Ergodic Hidden Markov Models for Visual-Only Isolated Digit Recognition
|Title||Ergodic Hidden Markov Models for Visual-Only Isolated Digit Recognition|
|Year of Publication||2007|
|Authors||Terry, L. H.|
|Academic Department||Department of Electrical Engineering and Computer Science|
|Number of Pages||90|
Accurate, robust, automatic speech recognition (ASR) systems represent the cornerstone of advanced human-computer interaction. An inherent asymmetry exists in current human-computer interfaces (HCIs); the human communicates through physical interaction via a keyboard and/or mouse while the computer communicates through visual and auditory channels. This asymmetry prevents human-computer interaction in the familiar, natural style of human-human interaction. With systems able to mimic human-human interaction, technology becomes more natural, free-flowing, and seamlessly integrated into modern life. This broad-reaching goal serves as motivation for this work.

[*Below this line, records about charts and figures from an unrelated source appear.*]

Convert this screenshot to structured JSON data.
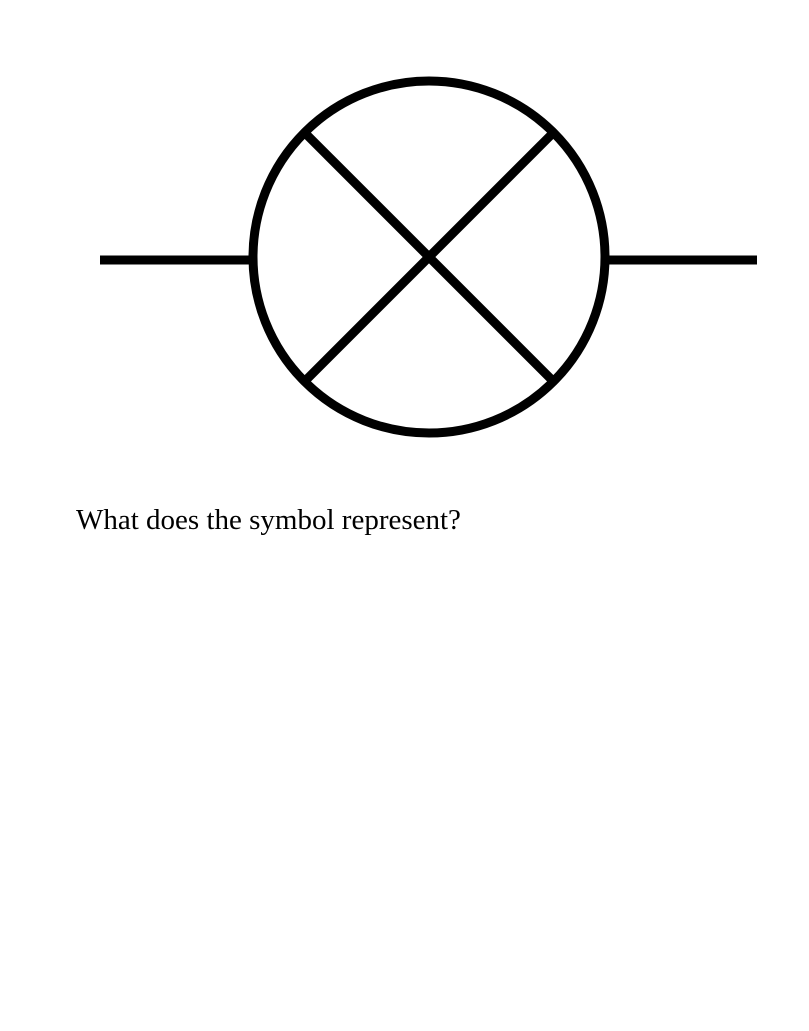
{
  "symbol": {
    "name": "lamp-symbol",
    "stroke_color": "#000000",
    "background_color": "#ffffff"
  },
  "question": {
    "text": "What does the symbol represent?",
    "color": "#000000"
  }
}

Upon examination of modern speech recognition systems, one finds that no system actually models the speech production phenomenon. These state of the art systems instead model the symbols produced by speech in the form of words or sub-word units. With this realization in mind, this work proposes a system architecture which directly models the speech production phenomenon. As a direct consequence, this approach separates articulation modeling and articulation interpretation.
This work formulates this framework, dubbed the "Articulation Model" framework, and then compares it against the state of the art speech recognizer using only video cues to recognize isolated digits.